Storage as an Abstracted Backend — IPFS, Autonomi, and the Cooperative Network Vision
Context
This post captures an architectural decision and the thinking behind it, emerging from an exploration of Autonomi Network, IPFS, and cooperative distributed storage.
The question was: where does distributed storage fit in the NEXUS ecosystem, and how does it relate to the INFLUANCE vision?
The Core Decision
Storage is an abstraction boundary in NEXUS. Where data actually lives is an implementation detail behind that boundary — the slices, facts, and events don't care. PAXUS resolves the backend at runtime.
type StorageBackend =
| Local of LocalPath
| Forgejo of ForgejoConfig
| Ipfs of IpfsConfig
| Autonomi of AutonomiConfig
This means the cooperative network vision — IPFS with contribution accounting, resource budgeting, and INFLUANCE tracking — is an option users enable, not a dependency NEXUS requires.
Why IPFS as the Cooperative Layer
The 404 problem is real: older content disappears because hosting costs money and platforms delete things.
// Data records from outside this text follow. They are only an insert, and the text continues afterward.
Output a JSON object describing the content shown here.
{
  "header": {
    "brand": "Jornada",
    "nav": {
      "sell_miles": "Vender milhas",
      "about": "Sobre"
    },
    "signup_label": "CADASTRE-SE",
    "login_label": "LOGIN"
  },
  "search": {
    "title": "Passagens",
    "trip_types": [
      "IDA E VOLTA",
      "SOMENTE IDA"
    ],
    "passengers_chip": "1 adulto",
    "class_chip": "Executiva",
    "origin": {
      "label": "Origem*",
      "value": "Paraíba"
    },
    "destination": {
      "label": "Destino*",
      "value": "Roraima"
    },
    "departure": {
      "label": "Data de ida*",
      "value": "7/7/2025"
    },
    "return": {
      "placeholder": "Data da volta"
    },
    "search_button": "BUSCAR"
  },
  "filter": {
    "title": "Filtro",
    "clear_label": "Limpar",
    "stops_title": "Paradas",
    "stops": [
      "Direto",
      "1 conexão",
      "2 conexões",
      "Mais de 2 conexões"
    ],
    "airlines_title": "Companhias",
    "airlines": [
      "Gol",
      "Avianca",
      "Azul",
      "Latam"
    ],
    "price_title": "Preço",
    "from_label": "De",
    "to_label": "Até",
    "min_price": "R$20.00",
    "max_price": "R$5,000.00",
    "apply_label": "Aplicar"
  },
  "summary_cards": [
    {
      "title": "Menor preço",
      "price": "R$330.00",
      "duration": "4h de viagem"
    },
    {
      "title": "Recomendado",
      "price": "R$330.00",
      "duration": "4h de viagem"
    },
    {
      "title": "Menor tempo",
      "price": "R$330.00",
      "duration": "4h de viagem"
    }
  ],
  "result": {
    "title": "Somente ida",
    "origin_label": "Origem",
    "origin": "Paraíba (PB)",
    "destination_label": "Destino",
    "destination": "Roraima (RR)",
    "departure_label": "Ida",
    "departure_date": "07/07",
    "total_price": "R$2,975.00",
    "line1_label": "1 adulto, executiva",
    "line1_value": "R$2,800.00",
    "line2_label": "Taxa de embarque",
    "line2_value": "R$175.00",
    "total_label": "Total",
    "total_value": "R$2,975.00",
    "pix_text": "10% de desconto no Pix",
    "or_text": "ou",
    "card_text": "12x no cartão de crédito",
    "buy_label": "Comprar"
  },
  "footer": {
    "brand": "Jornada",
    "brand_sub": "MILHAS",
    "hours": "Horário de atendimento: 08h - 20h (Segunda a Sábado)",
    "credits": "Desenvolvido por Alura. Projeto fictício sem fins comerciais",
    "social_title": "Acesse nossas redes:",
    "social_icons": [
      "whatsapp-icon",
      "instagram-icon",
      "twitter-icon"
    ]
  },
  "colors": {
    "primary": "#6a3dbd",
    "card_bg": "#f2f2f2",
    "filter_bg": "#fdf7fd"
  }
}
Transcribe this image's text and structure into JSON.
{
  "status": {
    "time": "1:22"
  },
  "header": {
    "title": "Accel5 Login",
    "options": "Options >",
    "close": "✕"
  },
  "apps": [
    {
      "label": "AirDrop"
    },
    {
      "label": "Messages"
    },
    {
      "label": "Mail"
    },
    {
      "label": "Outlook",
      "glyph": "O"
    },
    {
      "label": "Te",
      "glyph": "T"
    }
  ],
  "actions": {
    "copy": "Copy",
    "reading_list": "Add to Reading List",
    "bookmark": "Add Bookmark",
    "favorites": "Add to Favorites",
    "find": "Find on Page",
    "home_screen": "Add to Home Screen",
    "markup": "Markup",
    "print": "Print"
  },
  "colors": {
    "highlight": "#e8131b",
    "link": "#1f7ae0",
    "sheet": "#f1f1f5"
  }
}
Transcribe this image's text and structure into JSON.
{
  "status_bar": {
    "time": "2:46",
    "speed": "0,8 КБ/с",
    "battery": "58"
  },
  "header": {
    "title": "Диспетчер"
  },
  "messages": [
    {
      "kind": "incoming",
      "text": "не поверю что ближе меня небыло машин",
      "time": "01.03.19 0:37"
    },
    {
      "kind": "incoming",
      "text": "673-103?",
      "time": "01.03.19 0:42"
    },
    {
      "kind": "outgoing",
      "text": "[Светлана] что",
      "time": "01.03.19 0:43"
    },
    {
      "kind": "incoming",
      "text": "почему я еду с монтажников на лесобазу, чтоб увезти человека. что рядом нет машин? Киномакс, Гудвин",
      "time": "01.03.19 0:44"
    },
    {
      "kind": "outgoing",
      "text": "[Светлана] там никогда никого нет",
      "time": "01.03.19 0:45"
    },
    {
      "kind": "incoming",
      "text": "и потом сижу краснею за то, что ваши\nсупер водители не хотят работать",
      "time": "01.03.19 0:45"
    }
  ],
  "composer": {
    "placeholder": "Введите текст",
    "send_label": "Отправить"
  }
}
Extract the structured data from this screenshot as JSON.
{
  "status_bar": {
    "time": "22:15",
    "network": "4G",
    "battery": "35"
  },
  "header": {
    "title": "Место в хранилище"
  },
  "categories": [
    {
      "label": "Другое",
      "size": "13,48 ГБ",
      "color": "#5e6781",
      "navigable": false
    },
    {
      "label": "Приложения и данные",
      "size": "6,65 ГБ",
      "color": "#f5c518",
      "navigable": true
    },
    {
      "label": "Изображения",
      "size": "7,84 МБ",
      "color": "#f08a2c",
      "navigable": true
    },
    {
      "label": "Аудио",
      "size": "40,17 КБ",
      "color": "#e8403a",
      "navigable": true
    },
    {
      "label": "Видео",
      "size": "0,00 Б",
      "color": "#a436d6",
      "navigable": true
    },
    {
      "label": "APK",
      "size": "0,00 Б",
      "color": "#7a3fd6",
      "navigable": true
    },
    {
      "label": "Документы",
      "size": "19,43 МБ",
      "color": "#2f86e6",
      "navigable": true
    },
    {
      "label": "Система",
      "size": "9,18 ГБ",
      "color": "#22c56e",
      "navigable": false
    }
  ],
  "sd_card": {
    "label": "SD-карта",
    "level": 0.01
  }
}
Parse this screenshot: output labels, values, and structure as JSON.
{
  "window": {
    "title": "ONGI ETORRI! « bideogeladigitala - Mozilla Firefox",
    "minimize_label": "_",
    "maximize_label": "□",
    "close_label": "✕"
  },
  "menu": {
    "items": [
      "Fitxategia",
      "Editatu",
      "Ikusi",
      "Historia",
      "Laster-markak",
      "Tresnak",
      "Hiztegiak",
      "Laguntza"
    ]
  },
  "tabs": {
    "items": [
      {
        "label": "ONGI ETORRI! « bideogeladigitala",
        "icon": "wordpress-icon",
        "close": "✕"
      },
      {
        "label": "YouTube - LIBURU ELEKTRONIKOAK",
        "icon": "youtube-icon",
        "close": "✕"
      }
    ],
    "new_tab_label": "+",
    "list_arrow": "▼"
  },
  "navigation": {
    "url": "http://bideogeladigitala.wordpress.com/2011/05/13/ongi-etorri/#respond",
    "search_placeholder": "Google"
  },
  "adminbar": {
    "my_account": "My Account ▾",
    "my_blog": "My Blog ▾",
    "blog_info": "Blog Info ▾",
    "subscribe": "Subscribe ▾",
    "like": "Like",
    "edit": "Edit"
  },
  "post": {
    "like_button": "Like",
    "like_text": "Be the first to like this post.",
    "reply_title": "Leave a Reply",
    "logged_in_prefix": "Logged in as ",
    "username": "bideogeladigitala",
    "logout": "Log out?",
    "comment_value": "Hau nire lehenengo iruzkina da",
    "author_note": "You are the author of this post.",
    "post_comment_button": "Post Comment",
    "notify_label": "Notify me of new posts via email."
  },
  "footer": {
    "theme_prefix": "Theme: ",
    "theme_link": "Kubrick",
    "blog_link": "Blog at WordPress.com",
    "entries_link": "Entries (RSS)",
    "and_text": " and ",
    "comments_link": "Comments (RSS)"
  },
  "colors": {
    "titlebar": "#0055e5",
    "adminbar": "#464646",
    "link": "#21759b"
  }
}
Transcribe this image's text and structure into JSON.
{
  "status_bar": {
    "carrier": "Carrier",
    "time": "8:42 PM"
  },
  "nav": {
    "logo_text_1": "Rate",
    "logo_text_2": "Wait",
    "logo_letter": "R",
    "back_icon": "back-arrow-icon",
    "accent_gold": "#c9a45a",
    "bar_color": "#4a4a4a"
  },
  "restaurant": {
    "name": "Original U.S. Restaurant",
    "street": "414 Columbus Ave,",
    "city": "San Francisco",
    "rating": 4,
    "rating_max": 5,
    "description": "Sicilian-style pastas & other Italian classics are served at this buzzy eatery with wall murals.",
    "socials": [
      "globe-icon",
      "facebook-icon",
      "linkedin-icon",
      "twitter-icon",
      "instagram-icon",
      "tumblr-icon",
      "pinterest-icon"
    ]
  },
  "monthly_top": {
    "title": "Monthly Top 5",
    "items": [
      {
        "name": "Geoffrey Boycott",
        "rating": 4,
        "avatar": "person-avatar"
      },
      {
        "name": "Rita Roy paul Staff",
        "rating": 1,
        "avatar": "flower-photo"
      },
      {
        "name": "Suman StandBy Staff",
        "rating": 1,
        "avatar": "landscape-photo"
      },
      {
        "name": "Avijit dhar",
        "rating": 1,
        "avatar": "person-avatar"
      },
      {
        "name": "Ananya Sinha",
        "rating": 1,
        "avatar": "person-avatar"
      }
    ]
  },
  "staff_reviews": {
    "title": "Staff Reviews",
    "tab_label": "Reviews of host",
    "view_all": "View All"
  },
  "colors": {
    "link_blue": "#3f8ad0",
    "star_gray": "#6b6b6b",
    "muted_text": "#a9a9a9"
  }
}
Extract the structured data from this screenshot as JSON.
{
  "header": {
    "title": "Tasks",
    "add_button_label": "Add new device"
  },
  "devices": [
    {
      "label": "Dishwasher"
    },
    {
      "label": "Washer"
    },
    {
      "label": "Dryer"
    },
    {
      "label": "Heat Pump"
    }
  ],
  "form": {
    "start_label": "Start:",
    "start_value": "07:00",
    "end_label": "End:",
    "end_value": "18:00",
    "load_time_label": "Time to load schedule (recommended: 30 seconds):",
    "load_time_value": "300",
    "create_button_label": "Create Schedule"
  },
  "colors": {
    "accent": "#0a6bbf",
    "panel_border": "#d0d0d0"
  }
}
Content-addressed storage solves this structurally — the address is derived from the content hash, so the same content can be served from anywhere that has it.
IPFS has no built-in persistence guarantee (nodes store what they want), but that weakness becomes a feature here: you become the persistence layer. Seed nodes pin content. INFLUANCE tracks who else is pinning what. Nodes that contribute more earn more.
No ANT tokens. No ETH gas. Contribution is the currency.
Autonomi remains a future slot — if its payment friction is ever resolved, the Autonomi case is already waiting.
The Resource Agent
Participation should be opt-in and bounded. The agent operates within a user-defined resource envelope:
type ResourceBudget = {
BandwidthCapPercent : float
StorageCapGB : float
CpuCapPercent : float
ActiveHours : TimeRange option
}
type BandwidthSource =
| OpenWrt of RouterEndpoint // automatic, real-time via router API
| Manual of ResourceBudget // user-defined caps
| Default // conservative fallback: 5% bandwidth, 2GB storage
OpenWrt users get dynamic adjustment — the agent backs off when the connection is busy. Everyone else sets caps manually. New users get sane defaults so onboarding doesn't start with a configuration wall.
The agent watches:
- IPFS request logs (what content is being asked for and how often)
- Real-time bandwidth utilization (from OpenWrt or manual cap)
- NEXUS session state (active projects get proactively pinned; dormant ones relax)
INFLUANCE as the Contribution Ledger
INFLUANCE in this context is not a token or cryptocurrency. It is a contribution accounting system — metrics that reflect participation and impact:
- Bandwidth served × time
- Storage pinned × time
- Availability during peak demand
- Geographic proximity to requesters
Someone contributing 10% of a 1Gbps fiber connection is worth more to the network than 50% of a slow connection. INFLUANCE makes that visible.
The dashboard surfaces three things:
- What you are contributing right now
- What you have contributed historically
- What you could contribute if you raised your caps
The third is a gentle nudge, not a demand. Contribution is transparent and voluntary.
Influences
- SAFE Network — the inspiration for how storage should behave: automatic caching near demand, pay-once permanence, encrypted by default. The auto-caching model (XOR routing + proximity-based replication) is approximated here by INFLUANCE incentives rather than protocol enforcement.
- IPFS — the practical foundation: content addressing, open participation, no payment friction.
- PeerTube / WebTorrent — ephemeral p2p delivery while content is actively being consumed. Relevant for video use cases layered on top.
- CrashPlan / Symform — the original inspiration: reciprocal storage between trusted participants, no intermediary.
What This Is Not
This is not a blockchain. There are no tokens to acquire, no wallets to configure, no gas fees. The cooperative layer is a peer network of people who feel the difference and want to give back — one tiny community at a time.
Open Questions
- How does content discovery work across nodes that don't know each other? (Shared indexes stored on IPFS itself is one answer)
- What is the right default resource budget for a first-time participant?
- How does CORTEX interact with the pinning agent — does session awareness drive proactive pinning?
- Self-encryption layer: borrow from Autonomi's open source implementation or roll our own?